Cloud-Native Principles and Container Fundamentals
Cloud-native applications are designed to run in dynamic, distributed cloud environments — exploiting the cloud's elasticity, scalability, and resilience. The CNCF Cloud Native Trail Map guides adoption through containers, CI/CD, orchestration, observability, service mesh, and policy. Containers: lightweight isolated runtime environments sharing the host OS kernel — unlike VMs, containers do not include their own OS. Docker builds container images from Dockerfiles (layered filesystem, each instruction adds a layer). Images are stored in registries (Docker Hub, GitHub Container Registry, cloud-native registries like ECR, GCR, ACR). OCI (Open Container Initiative) standardises image format and runtime specification — Kubernetes uses container runtimes that implement the CRI (Container Runtime Interface): containerd (default in modern Kubernetes), CRI-O (Kubernetes-native). The twelve-factor app methodology defines best practices for cloud-native applications: stateless processes, configuration from environment, backing services via URL, explicit dependencies, and more.

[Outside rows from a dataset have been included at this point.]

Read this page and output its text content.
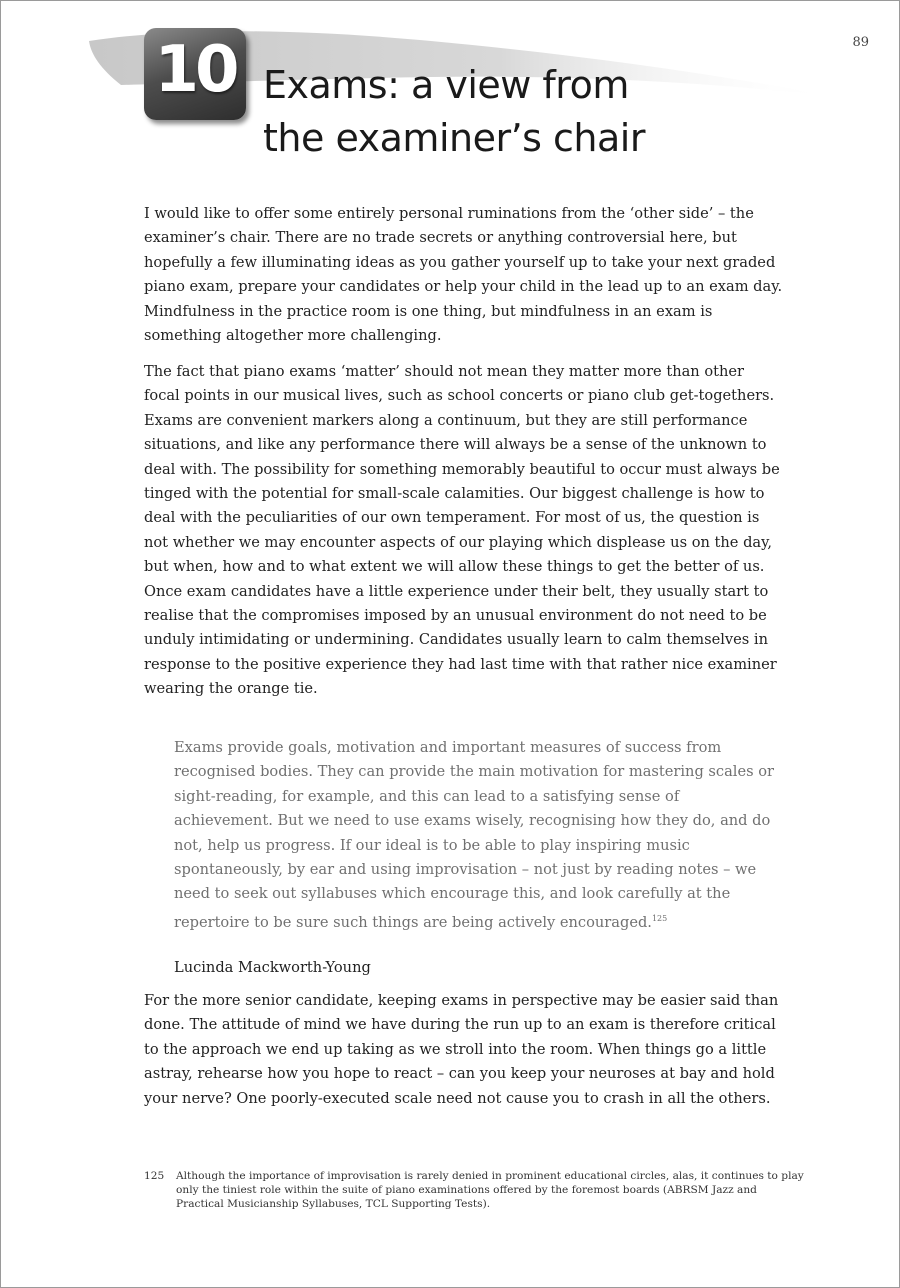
89
10 Exams: a view from
the examiner’s chair

I would like to offer some entirely personal ruminations from the ‘other side’ – the examiner’s chair. There are no trade secrets or anything controversial here, but hopefully a few illuminating ideas as you gather yourself up to take your next graded piano exam, prepare your candidates or help your child in the lead up to an exam day. Mindfulness in the practice room is one thing, but mindfulness in an exam is something altogether more challenging.

The fact that piano exams ‘matter’ should not mean they matter more than other focal points in our musical lives, such as school concerts or piano club get-togethers. Exams are convenient markers along a continuum, but they are still performance situations, and like any performance there will always be a sense of the unknown to deal with. The possibility for something memorably beautiful to occur must always be tinged with the potential for small-scale calamities. Our biggest challenge is how to deal with the peculiarities of our own temperament. For most of us, the question is not whether we may encounter aspects of our playing which displease us on the day, but when, how and to what extent we will allow these things to get the better of us. Once exam candidates have a little experience under their belt, they usually start to realise that the compromises imposed by an unusual environment do not need to be unduly intimidating or undermining. Candidates usually learn to calm themselves in response to the positive experience they had last time with that rather nice examiner wearing the orange tie.

Exams provide goals, motivation and important measures of success from recognised bodies. They can provide the main motivation for mastering scales or sight-reading, for example, and this can lead to a satisfying sense of achievement. But we need to use exams wisely, recognising how they do, and do not, help us progress. If our ideal is to be able to play inspiring music spontaneously, by ear and using improvisation – not just by reading notes – we need to seek out syllabuses which encourage this, and look carefully at the repertoire to be sure such things are being actively encouraged.$^{125}$

Lucinda Mackworth-Young

For the more senior candidate, keeping exams in perspective may be easier said than done. The attitude of mind we have during the run up to an exam is therefore critical to the approach we end up taking as we stroll into the room. When things go a little astray, rehearse how you hope to react – can you keep your neuroses at bay and hold your nerve? One poorly-executed scale need not cause you to crash in all the others.

125	Although the importance of improvisation is rarely denied in prominent educational circles, alas, it continues to play only the tiniest role within the suite of piano examinations offered by the foremost boards (ABRSM Jazz and Practical Musicianship Syllabuses, TCL Supporting Tests).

Kubernetes Architecture and Core Objects
Kubernetes (K8s) is an open-source container orchestration platform — it manages the lifecycle of containerised workloads across a cluster of nodes. Control plane components (run on master node): kube-apiserver (the API gateway — all kubectl commands go here), etcd (distributed key-value store — the single source of truth for cluster state), kube-scheduler (assigns pods to nodes based on resource requirements and constraints), kube-controller-manager (runs control loops: node controller, replication controller, endpoints controller). Worker node components: kubelet (ensures pods are running on the node, talks to container runtime), kube-proxy (manages iptables/IPVS rules for Service networking), container runtime (containerd or CRI-O). Core API objects: Pod (smallest deployable unit — one or more containers sharing network and storage), Deployment (manages replicated, rolling-update-capable pods), Service (stable network endpoint for pods — ClusterIP, NodePort, LoadBalancer, ExternalName), ConfigMap (non-sensitive configuration as key-value or files), Secret (sensitive data — base64 encoded, RBAC-controlled), Namespace (logical cluster partition — resource quotas and RBAC per namespace).

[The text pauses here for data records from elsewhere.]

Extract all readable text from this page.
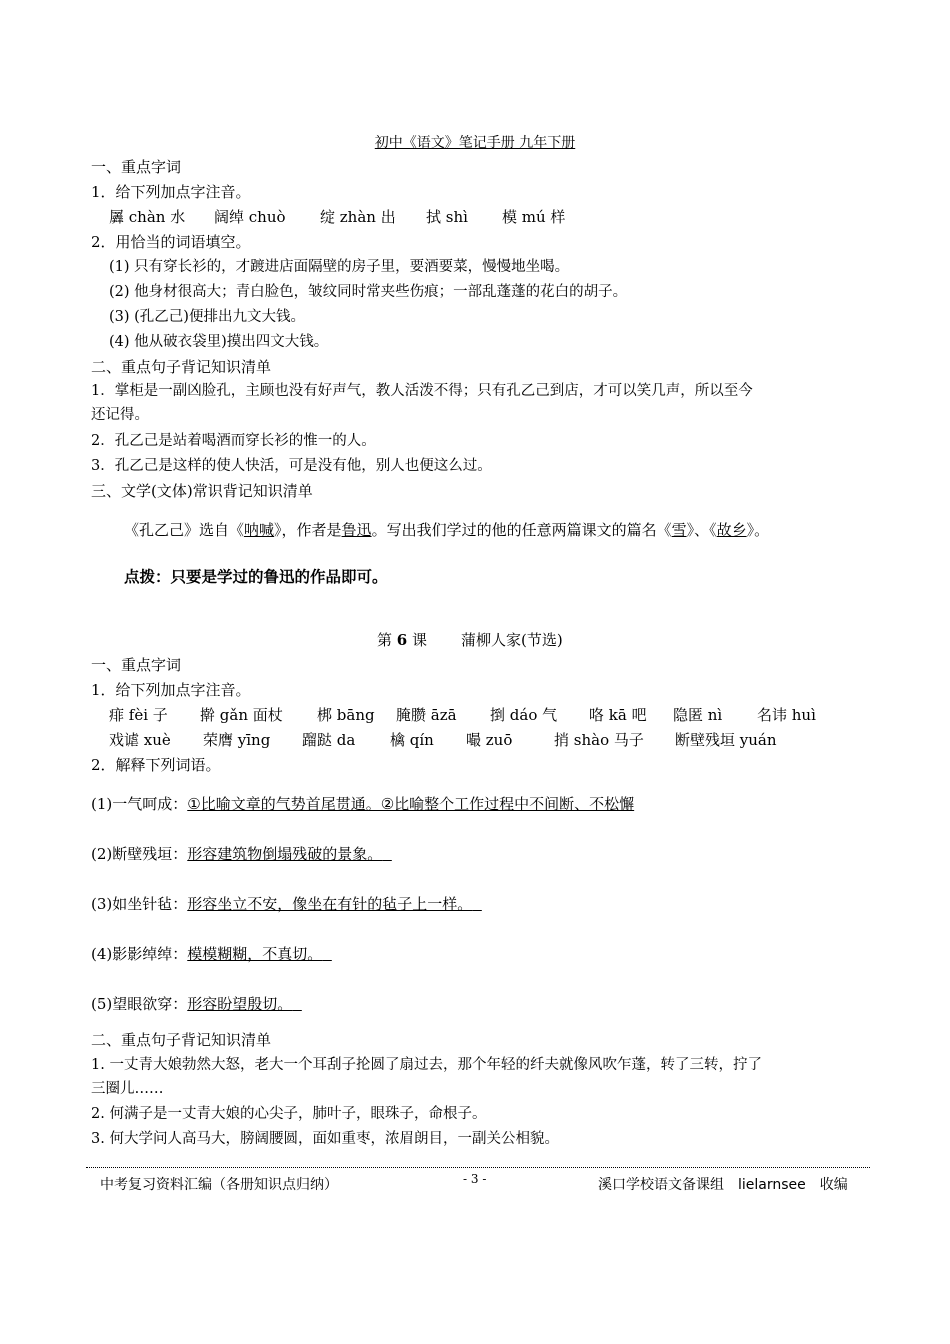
初中《语文》笔记手册 九年下册
一、重点字词
1．给下列加点字注音。
羼 chàn 水	阔绰 chuò	绽 zhàn 出	拭 shì	模 mú 样
2．用恰当的词语填空。
(1) 只有穿长衫的，才踱进店面隔壁的房子里，要酒要菜，慢慢地坐喝。
(2) 他身材很高大；青白脸色，皱纹同时常夹些伤痕；一部乱蓬蓬的花白的胡子。
(3) (孔乙己)便排出九文大钱。
(4) 他从破衣袋里)摸出四文大钱。
二、重点句子背记知识清单
1．掌柜是一副凶脸孔，主顾也没有好声气，教人活泼不得；只有孔乙己到店，才可以笑几声，所以至今
还记得。
2．孔乙己是站着喝酒而穿长衫的惟一的人。
3．孔乙己是这样的使人快活，可是没有他，别人也便这么过。
三、文学(文体)常识背记知识清单
《孔乙己》选自《呐喊》，作者是鲁迅。写出我们学过的他的任意两篇课文的篇名《雪》、《故乡》。
点拨：只要是学过的鲁迅的作品即可。
第 6 课 蒲柳人家(节选)
一、重点字词
1．给下列加点字注音。
痱 fèi 子	擀 gǎn 面杖	梆 bāng	腌臜 āzā	捯 dáo 气	咯 kā 吧	隐匿 nì	名讳 huì
戏谑 xuè	荣膺 yīng	蹓跶 da	檎 qín	嘬 zuō	捎 shào 马子	断壁残垣 yuán
2．解释下列词语。
(1)一气呵成：①比喻文章的气势首尾贯通。②比喻整个工作过程中不间断、不松懈
(2)断壁残垣：形容建筑物倒塌残破的景象。
(3)如坐针毡：形容坐立不安，像坐在有针的毡子上一样。
(4)影影绰绰：模模糊糊，不真切。
(5)望眼欲穿：形容盼望殷切。
二、重点句子背记知识清单
1. 一丈青大娘勃然大怒，老大一个耳刮子抡圆了扇过去，那个年轻的纤夫就像风吹乍蓬，转了三转，拧了
三圈儿……
2. 何满子是一丈青大娘的心尖子，肺叶子，眼珠子，命根子。
3. 何大学问人高马大，膀阔腰圆，面如重枣，浓眉朗目，一副关公相貌。
中考复习资料汇编（各册知识点归纳）	- 3 -	溪口学校语文备课组　lielarnsee　收编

Kubernetes Networking, Storage, and Security
Kubernetes networking model: every Pod gets a unique IP, all pods can communicate with all other pods without NAT (flat network model). CNI (Container Network Interface) plugins implement this: Calico (supports Network Policies, IPIP or BGP routing), Flannel (simple overlay network), Cilium (eBPF-based, Layer 7 visibility, strong Network Policy support). Services: ClusterIP (internal load balancer within cluster), NodePort (expose on each node's IP at a fixed port — for external access without cloud load balancer), LoadBalancer (provision a cloud load balancer automatically — cloud-provider specific), Ingress (layer 7 HTTP routing — paths and hostnames to different services — requires Ingress controller like nginx or Traefik). Storage: Volumes (ephemeral — tied to Pod lifecycle), PersistentVolume (PV — pre-provisioned storage resource), PersistentVolumeClaim (PVC — request for storage by a pod — dynamically provisioned via StorageClass). Kubernetes security: RBAC (Role and ClusterRole + RoleBinding and ClusterRoleBinding — control who can do what to which resources), Network Policies (restrict pod-to-pod traffic — Calico or Cilium required), Pod Security Admission (enforce pod security standards — restricted, baseline, privileged).

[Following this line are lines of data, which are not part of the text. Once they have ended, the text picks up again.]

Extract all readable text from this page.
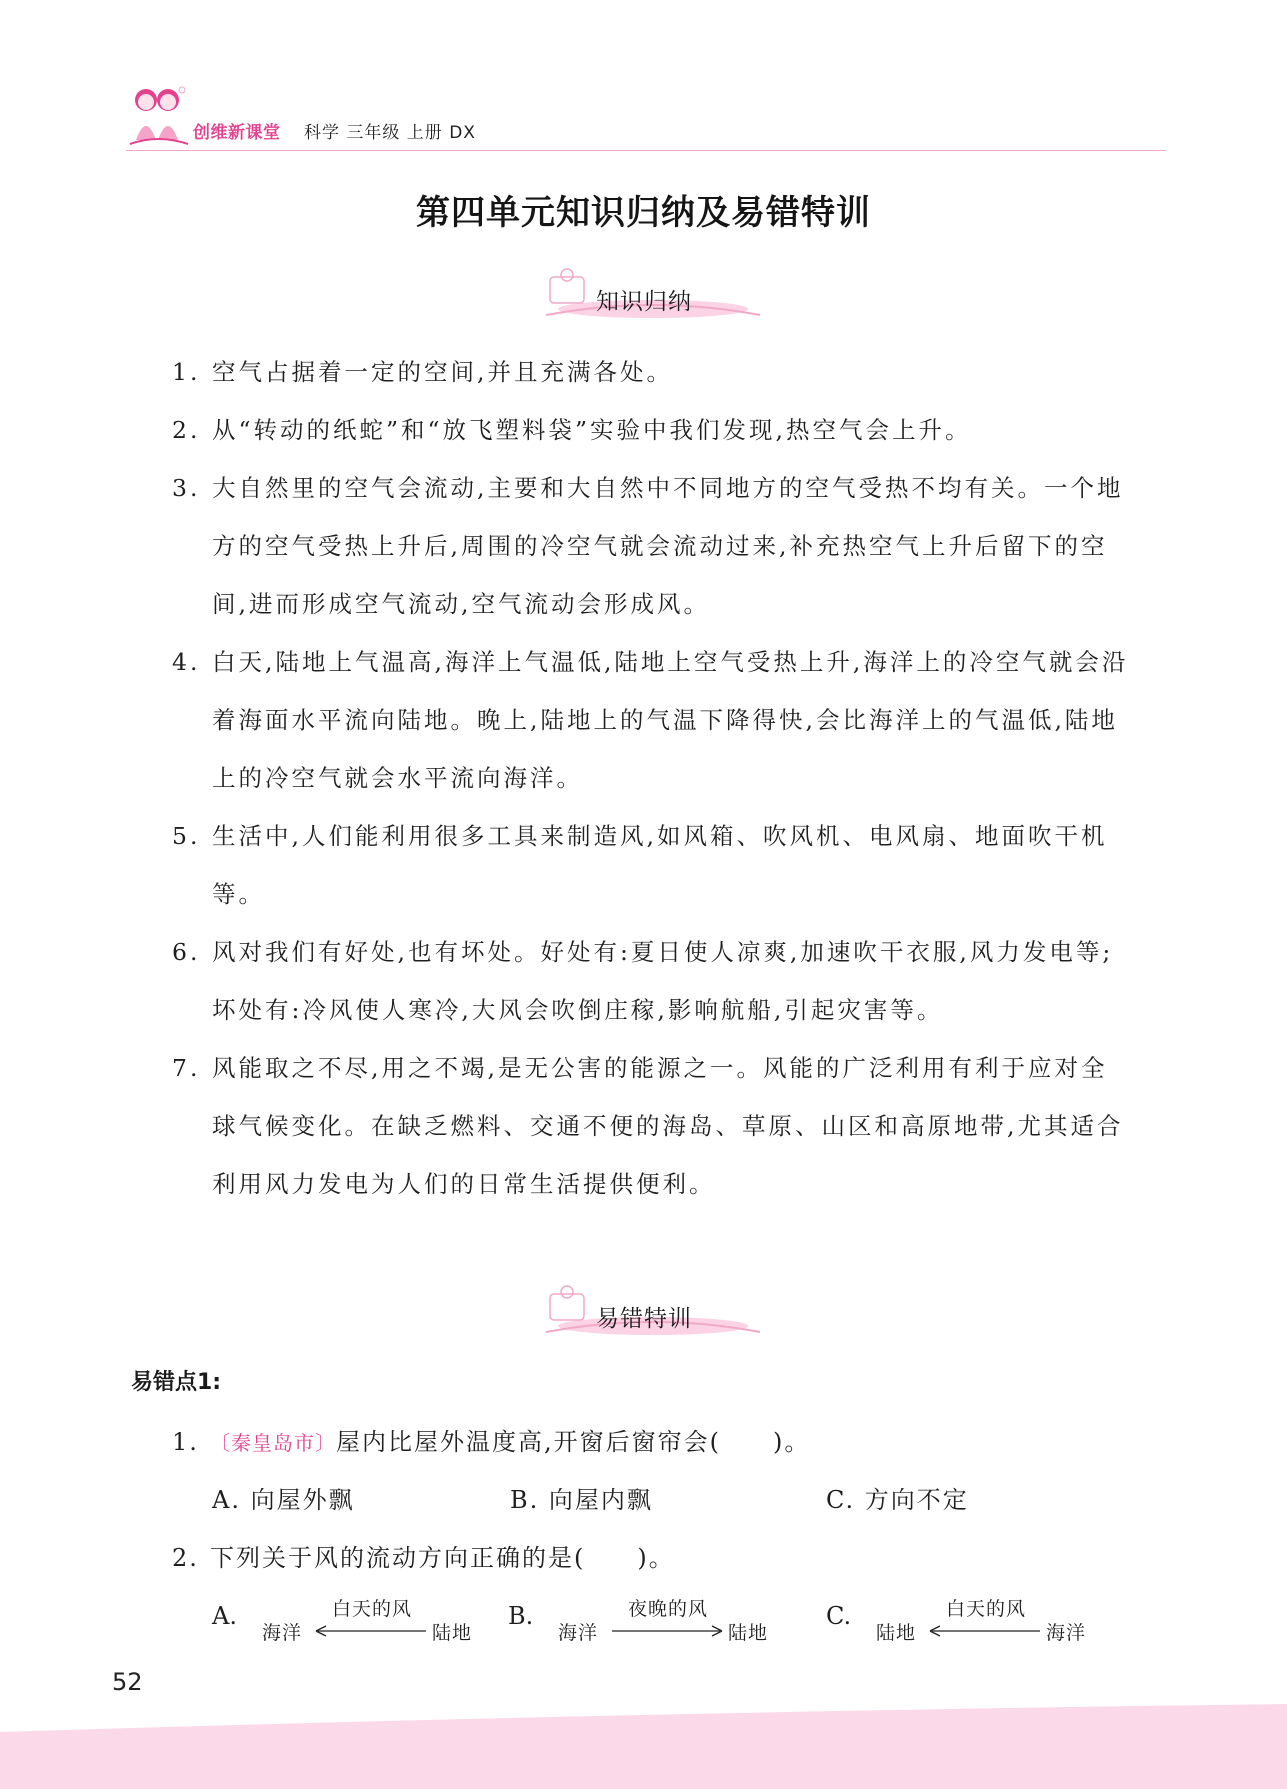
创维新课堂 科学 三年级 上册 DX
第四单元知识归纳及易错特训
知识归纳
1. 空气占据着一定的空间,并且充满各处。
2. 从“转动的纸蛇”和“放飞塑料袋”实验中我们发现,热空气会上升。
3. 大自然里的空气会流动,主要和大自然中不同地方的空气受热不均有关。一个地方的空气受热上升后,周围的冷空气就会流动过来,补充热空气上升后留下的空间,进而形成空气流动,空气流动会形成风。
4. 白天,陆地上气温高,海洋上气温低,陆地上空气受热上升,海洋上的冷空气就会沿着海面水平流向陆地。晚上,陆地上的气温下降得快,会比海洋上的气温低,陆地上的冷空气就会水平流向海洋。
5. 生活中,人们能利用很多工具来制造风,如风箱、吹风机、电风扇、地面吹干机等。
6. 风对我们有好处,也有坏处。好处有:夏日使人凉爽,加速吹干衣服,风力发电等;坏处有:冷风使人寒冷,大风会吹倒庄稼,影响航船,引起灾害等。
7. 风能取之不尽,用之不竭,是无公害的能源之一。风能的广泛利用有利于应对全球气候变化。在缺乏燃料、交通不便的海岛、草原、山区和高原地带,尤其适合利用风力发电为人们的日常生活提供便利。
易错特训
易错点1:
1. 〔秦皇岛市〕屋内比屋外温度高,开窗后窗帘会(　　)。
A. 向屋外飘	B. 向屋内飘	C. 方向不定
2. 下列关于风的流动方向正确的是(　　)。
A.
海洋
白天的风
陆地
B.
海洋
夜晚的风
陆地
C.
陆地
白天的风
海洋
52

CNCF Ecosystem and Cloud Native Observability
The CNCF (Cloud Native Computing Foundation) hosts hundreds of projects organised by maturity: Graduated (production-ready — Kubernetes, Prometheus, Envoy, Helm, Flux, Argo, OpenTelemetry), Incubating (growing adoption — Kyverno, Buildpacks), Sandbox (early stage). Key CNCF projects: Prometheus (metrics — pull-based scraping, PromQL query language, Alertmanager for alerts), Grafana (dashboards for Prometheus metrics — visualise SLOs and SLIs), Jaeger and Tempo (distributed tracing), Fluentd and Fluent Bit (log aggregation), OpenTelemetry (unified observability instrumentation standard — traces, metrics, logs from one SDK). Service mesh: Istio (sidecar-based, feature-rich — mutual TLS between services, traffic management, telemetry) and Linkerd (lightweight alternative, eBPF-based in Linkerd 2.x). GitOps: Flux and Argo CD implement GitOps — desired cluster state is declared in Git, the operator continuously reconciles actual state to match. Helm: Kubernetes package manager — charts bundle Kubernetes manifests with templating, versioning, and upgrade management.